This dataset has more than 100k images with 14 classes (~40GB approx). I learned a lot about structuring the repository and creating the custom loading script, but I still have some questions and problems that maybe someone from the community can help me with:

  1. The data viewer has problems visualizing the train split. I still don’t know what happens because the test split is working. Any advice or a possible solution?

  2. In the ._info() method, for the dataset generator class, I noticed there isn’t a task template for multi-label problems. Given that the label column was a Sequential type, it gave me an error when I used the ImageClassification task template as below. What is the purpose of the task_templates attributes? What are the advantages to have one task templates for a multi-label image problem?

                datasets.ImageClassification(image_column="image", label_column="label")
  1. The dataset is quite large and takes time to download, so I was wondering if there is space to improve my loading script and increase efficiency. I don’t have the best internet connection in the world, but it takes approximately 1 hour to download and load the dataset (a google colab for loading and exploring the dataset).
  2. I noticed some .zip files have a. “pickle” badge in the repository, but others do not. Why the difference, and what does it mean?

Any feedback and comments would be appreciated.


1 Like

cc’ing @severo just in case=)


Thanks for reporting. It’s not normal.

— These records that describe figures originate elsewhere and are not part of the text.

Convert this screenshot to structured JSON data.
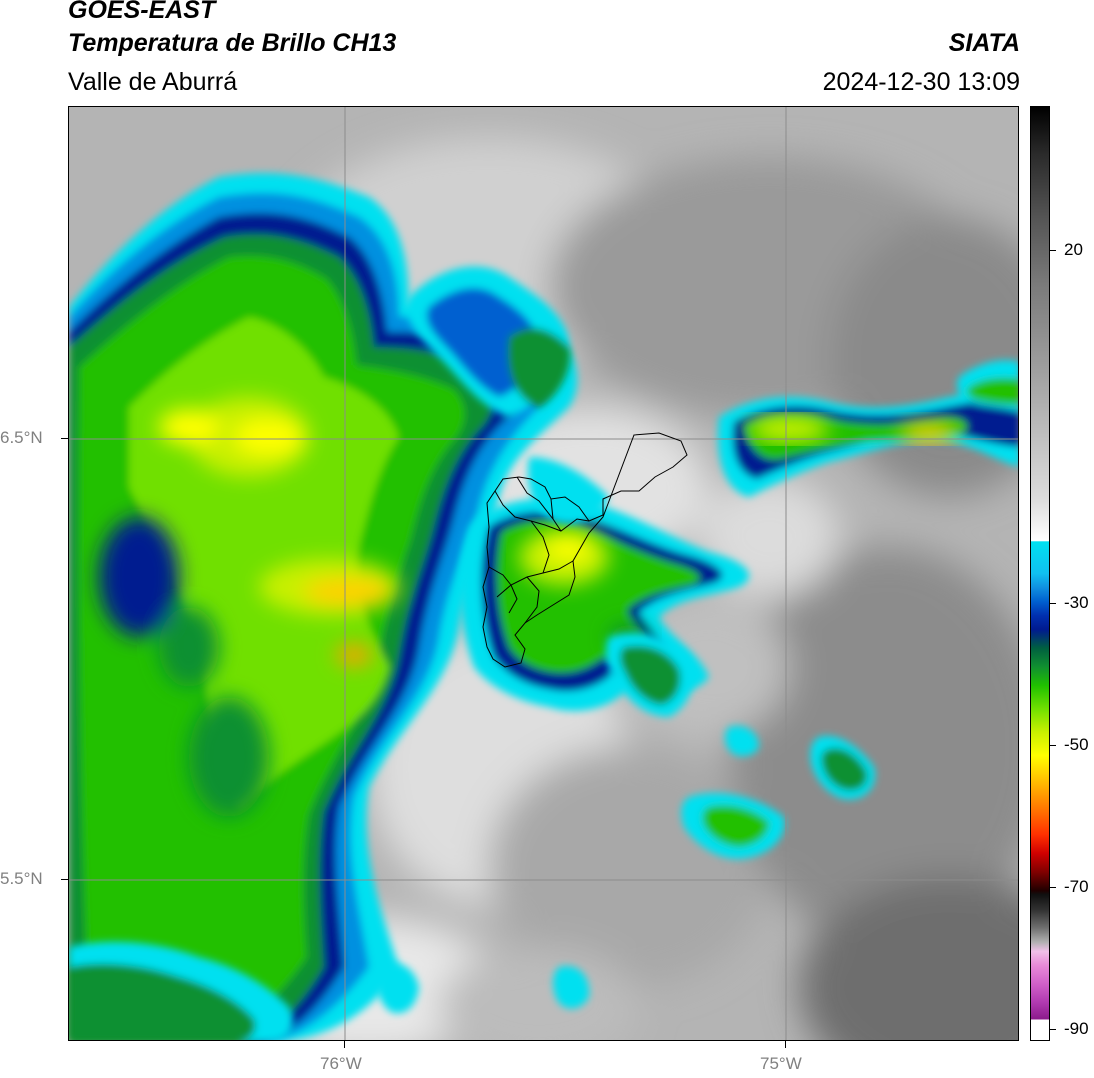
{
  "header": {
    "line1": "GOES-EAST",
    "line2": "Temperatura de Brillo CH13",
    "organization": "SIATA",
    "region": "Valle de Aburrá",
    "timestamp": "2024-12-30 13:09"
  },
  "map": {
    "lat_labels": [
      "6.5°N",
      "5.5°N"
    ],
    "lon_labels": [
      "76°W",
      "75°W"
    ]
  },
  "colorbar": {
    "tick_labels": [
      "20",
      "-30",
      "-50",
      "-70",
      "-90"
    ],
    "colors": {
      "warm_top": "#000000",
      "clear": "#ffffff",
      "cyan": "#00e0f0",
      "blue": "#001a90",
      "green": "#20c000",
      "yellow": "#ffff00",
      "red": "#d00000",
      "black": "#101010",
      "pink": "#e88ad8",
      "purple": "#8a1a8a"
    }
  }
}
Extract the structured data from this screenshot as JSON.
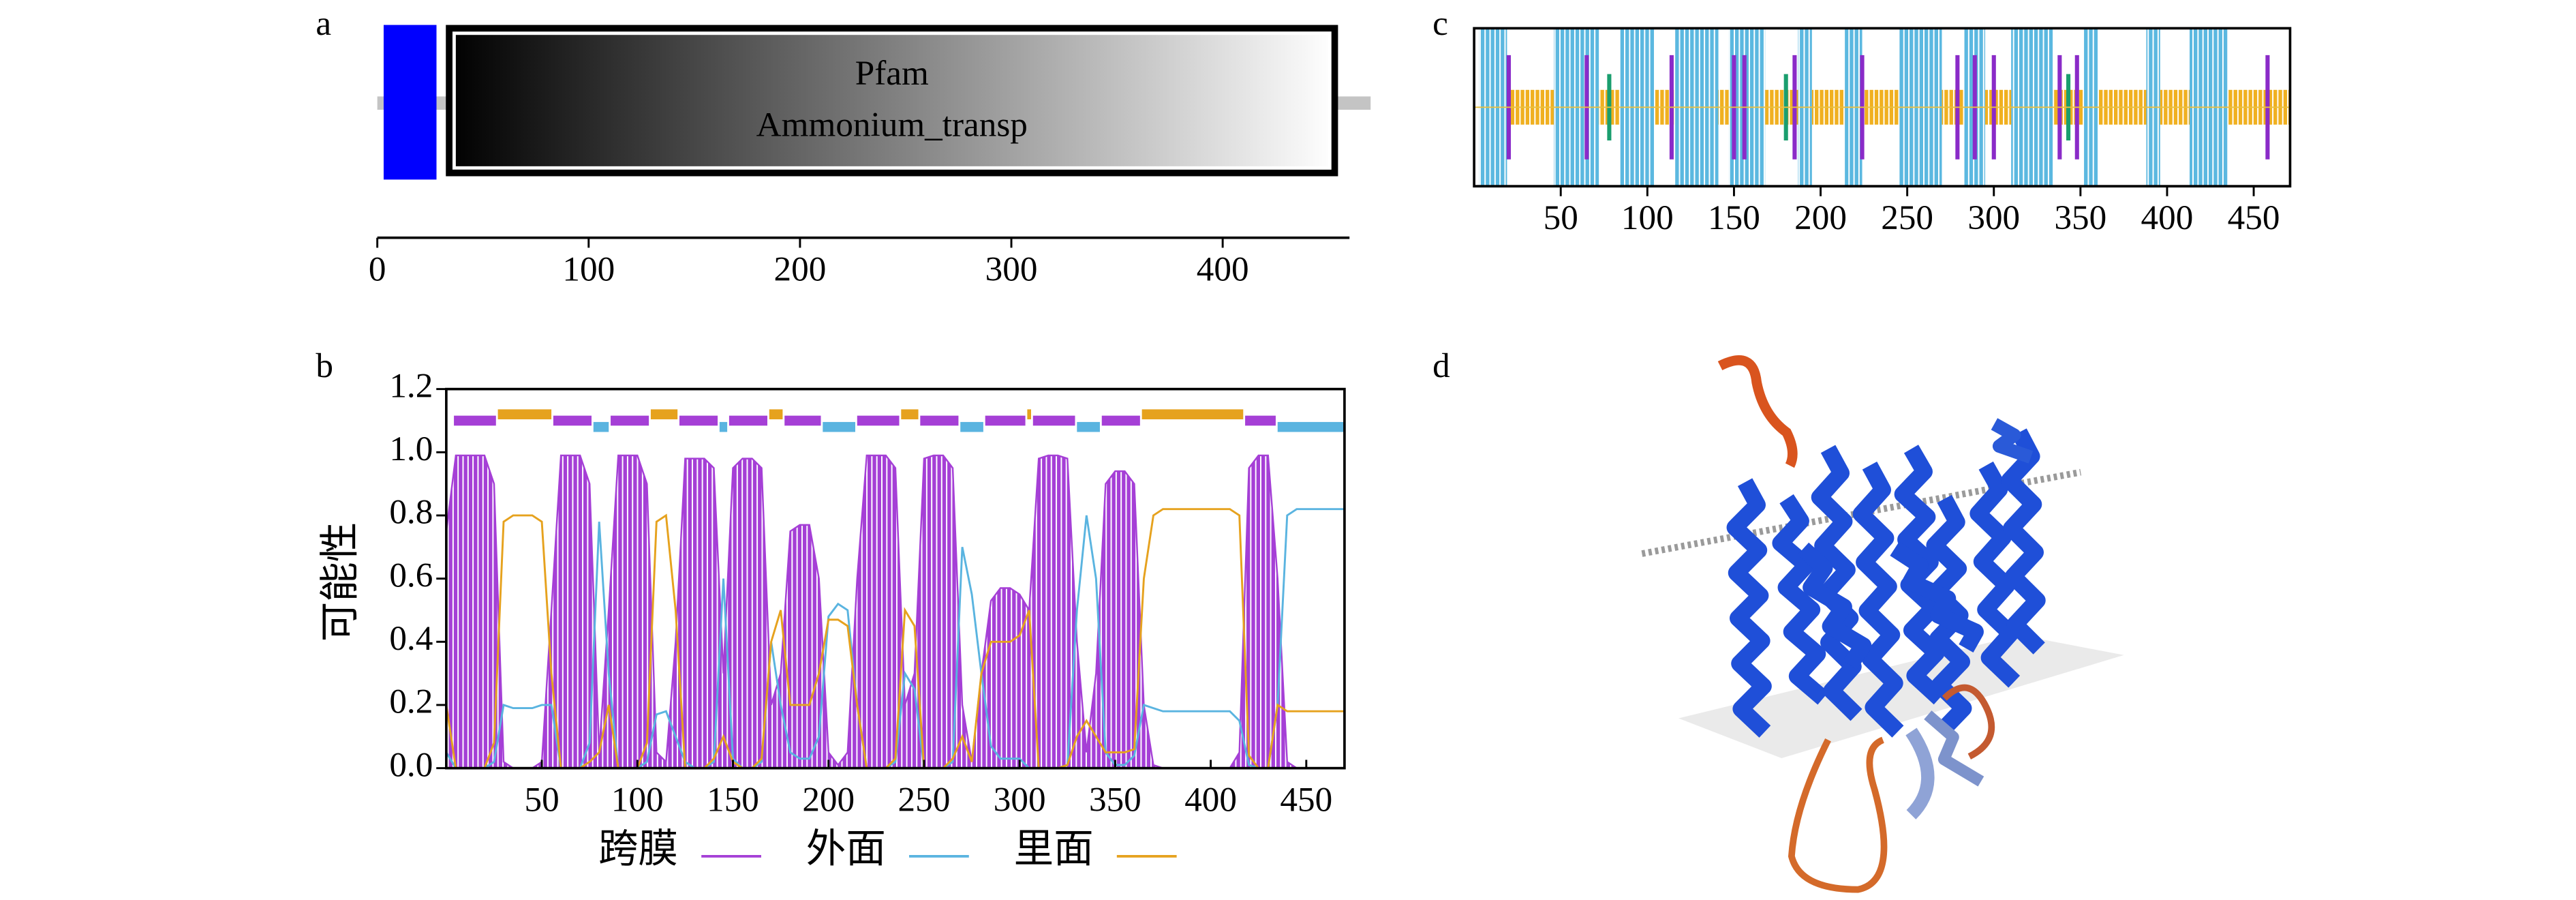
{
  "chart_data": [
    {
      "type": "domain",
      "panel_label": "a",
      "sequence_length": 470,
      "backbone_color": "#c4c4c4",
      "domains": [
        {
          "start": 3,
          "end": 28,
          "color": "#0000ff"
        },
        {
          "start": 34,
          "end": 453,
          "color": [
            "#000000",
            "#ffffff"
          ],
          "name": "Pfam",
          "label": "Ammonium_transp"
        }
      ],
      "xlim": [
        0,
        460
      ],
      "xticks": [
        0,
        100,
        200,
        300,
        400
      ]
    },
    {
      "type": "line",
      "panel_label": "b",
      "ylabel": "可能性",
      "x": [
        0,
        5,
        10,
        15,
        20,
        25,
        30,
        35,
        40,
        45,
        50,
        55,
        60,
        65,
        70,
        75,
        80,
        85,
        90,
        95,
        100,
        105,
        110,
        115,
        120,
        125,
        130,
        135,
        140,
        145,
        150,
        155,
        160,
        165,
        170,
        175,
        180,
        185,
        190,
        195,
        200,
        205,
        210,
        215,
        220,
        225,
        230,
        235,
        240,
        245,
        250,
        255,
        260,
        265,
        270,
        275,
        280,
        285,
        290,
        295,
        300,
        305,
        310,
        315,
        320,
        325,
        330,
        335,
        340,
        345,
        350,
        355,
        360,
        365,
        370,
        375,
        380,
        385,
        390,
        395,
        400,
        405,
        410,
        415,
        420,
        425,
        430,
        435,
        440,
        445,
        450,
        455,
        460,
        465,
        470
      ],
      "xlim": [
        0,
        470
      ],
      "xticks": [
        50,
        100,
        150,
        200,
        250,
        300,
        350,
        400,
        450
      ],
      "ylim": [
        0,
        1.2
      ],
      "yticks": [
        {
          "value": 0,
          "label": "0.0"
        },
        0.2,
        0.4,
        0.6,
        0.8,
        {
          "value": 1,
          "label": "1.0"
        },
        1.2
      ],
      "series": [
        {
          "name": "跨膜",
          "color": "#a53fd6",
          "fill": true,
          "track": 1.1,
          "values": [
            0.75,
            0.99,
            0.99,
            0.99,
            0.99,
            0.9,
            0.02,
            0,
            0,
            0,
            0.02,
            0.5,
            0.99,
            0.99,
            0.99,
            0.9,
            0.05,
            0.5,
            0.99,
            0.99,
            0.99,
            0.9,
            0.05,
            0.02,
            0.4,
            0.98,
            0.98,
            0.98,
            0.95,
            0.3,
            0.95,
            0.98,
            0.98,
            0.95,
            0.2,
            0.3,
            0.75,
            0.77,
            0.77,
            0.6,
            0.05,
            0.01,
            0.05,
            0.6,
            0.99,
            0.99,
            0.99,
            0.95,
            0.2,
            0.3,
            0.98,
            0.99,
            0.99,
            0.95,
            0.2,
            0.02,
            0.3,
            0.53,
            0.57,
            0.57,
            0.55,
            0.5,
            0.98,
            0.99,
            0.99,
            0.98,
            0.4,
            0.05,
            0.3,
            0.9,
            0.94,
            0.94,
            0.9,
            0.2,
            0.01,
            0,
            0,
            0,
            0,
            0,
            0,
            0,
            0,
            0.05,
            0.95,
            0.99,
            0.99,
            0.6,
            0.02,
            0,
            0,
            0,
            0,
            0,
            0
          ],
          "segments": [
            [
              4,
              26
            ],
            [
              56,
              76
            ],
            [
              86,
              106
            ],
            [
              122,
              142
            ],
            [
              148,
              168
            ],
            [
              177,
              196
            ],
            [
              215,
              237
            ],
            [
              248,
              268
            ],
            [
              282,
              303
            ],
            [
              307,
              329
            ],
            [
              343,
              363
            ],
            [
              418,
              434
            ]
          ]
        },
        {
          "name": "外面",
          "color": "#5ab4e0",
          "track": 1.08,
          "values": [
            0.05,
            0,
            0,
            0,
            0,
            0.02,
            0.2,
            0.19,
            0.19,
            0.19,
            0.2,
            0.2,
            0,
            0,
            0,
            0.08,
            0.78,
            0.3,
            0,
            0,
            0,
            0.02,
            0.17,
            0.18,
            0.1,
            0.02,
            0,
            0,
            0.02,
            0.6,
            0.03,
            0,
            0,
            0.02,
            0.4,
            0.2,
            0.05,
            0.03,
            0.03,
            0.1,
            0.48,
            0.52,
            0.5,
            0.2,
            0,
            0,
            0,
            0.02,
            0.3,
            0.25,
            0,
            0,
            0,
            0.02,
            0.7,
            0.55,
            0.3,
            0.07,
            0.03,
            0.03,
            0.03,
            0,
            0,
            0,
            0,
            0.01,
            0.5,
            0.8,
            0.6,
            0.05,
            0.01,
            0.01,
            0.04,
            0.2,
            0.19,
            0.18,
            0.18,
            0.18,
            0.18,
            0.18,
            0.18,
            0.18,
            0.18,
            0.15,
            0.01,
            0,
            0,
            0.2,
            0.8,
            0.82,
            0.82,
            0.82,
            0.82,
            0.82,
            0.82
          ],
          "segments": [
            [
              77,
              85
            ],
            [
              143,
              147
            ],
            [
              197,
              214
            ],
            [
              269,
              281
            ],
            [
              330,
              342
            ],
            [
              435,
              470
            ]
          ]
        },
        {
          "name": "里面",
          "color": "#e6a21e",
          "track": 1.12,
          "values": [
            0.2,
            0,
            0,
            0,
            0,
            0.08,
            0.78,
            0.8,
            0.8,
            0.8,
            0.78,
            0.3,
            0,
            0,
            0,
            0.02,
            0.05,
            0.2,
            0,
            0,
            0,
            0.08,
            0.78,
            0.8,
            0.5,
            0,
            0,
            0,
            0.03,
            0.1,
            0.02,
            0,
            0,
            0.03,
            0.4,
            0.5,
            0.2,
            0.2,
            0.2,
            0.3,
            0.47,
            0.47,
            0.45,
            0.2,
            0,
            0,
            0,
            0.03,
            0.5,
            0.45,
            0,
            0,
            0,
            0.03,
            0.1,
            0.02,
            0.3,
            0.4,
            0.4,
            0.4,
            0.42,
            0.5,
            0,
            0,
            0,
            0.01,
            0.1,
            0.15,
            0.1,
            0.05,
            0.05,
            0.05,
            0.06,
            0.6,
            0.8,
            0.82,
            0.82,
            0.82,
            0.82,
            0.82,
            0.82,
            0.82,
            0.82,
            0.8,
            0.04,
            0,
            0,
            0.2,
            0.18,
            0.18,
            0.18,
            0.18,
            0.18,
            0.18,
            0.18
          ],
          "segments": [
            [
              27,
              55
            ],
            [
              107,
              121
            ],
            [
              169,
              176
            ],
            [
              238,
              247
            ],
            [
              304,
              306
            ],
            [
              364,
              417
            ]
          ]
        }
      ]
    },
    {
      "type": "track",
      "panel_label": "c",
      "xlim": [
        0,
        471
      ],
      "xticks": [
        50,
        100,
        150,
        200,
        250,
        300,
        350,
        400,
        450
      ],
      "series": [
        {
          "color": "#5bb8e0",
          "segments": [
            [
              3,
              19
            ],
            [
              46,
              72
            ],
            [
              84,
              104
            ],
            [
              116,
              141
            ],
            [
              147,
              168
            ],
            [
              187,
              195
            ],
            [
              214,
              224
            ],
            [
              245,
              270
            ],
            [
              283,
              295
            ],
            [
              310,
              334
            ],
            [
              352,
              360
            ],
            [
              388,
              396
            ],
            [
              413,
              435
            ]
          ]
        },
        {
          "color": "#f0b020",
          "segments": [
            [
              19,
              46
            ],
            [
              72,
              84
            ],
            [
              104,
              116
            ],
            [
              141,
              147
            ],
            [
              168,
              187
            ],
            [
              195,
              214
            ],
            [
              224,
              245
            ],
            [
              270,
              283
            ],
            [
              295,
              310
            ],
            [
              334,
              352
            ],
            [
              360,
              388
            ],
            [
              396,
              413
            ],
            [
              435,
              471
            ]
          ]
        },
        {
          "color": "#8a2bc8",
          "positions": [
            20,
            65,
            114,
            150,
            156,
            185,
            224,
            279,
            289,
            300,
            338,
            348,
            458
          ]
        },
        {
          "color": "#1a9e6e",
          "positions": [
            78,
            180,
            343
          ]
        }
      ]
    },
    {
      "type": "image",
      "panel_label": "d"
    }
  ]
}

An error should have been reported. I opened an issue: Dataset Viewer issue for alkzar90/NIH-Chest-X-ray-dataset · Issue #630 · huggingface/datasets-server · GitHub

Edit: no way to report an error for this kind of problem. Thanks @lhoestq for solving it for this dataset.

1 Like

The issue comes from the dataset script. I opened a PR at alkzar90/NIH-Chest-X-ray-dataset · Pass a list instead of an iterator @alkzar90 :wink:


Hey, I noticed that the train dataset viewer is still failing after the code modification. Is there any other bug possibility? :man_detective: Maybe it could be the size of the training files?

The other thing I noticed is that every zip file now has a pickle “badge.” When I published this post (above pic), only a few zip files had a pickle. Why is that?

Thanks :smile:

I opened another PR: alkzar90/NIH-Chest-X-ray-dataset · Fix the way it reads the file name

TLDR: use os.path.basename instead of path.split(‘/’)[-1] to get a filename :wink:

1 Like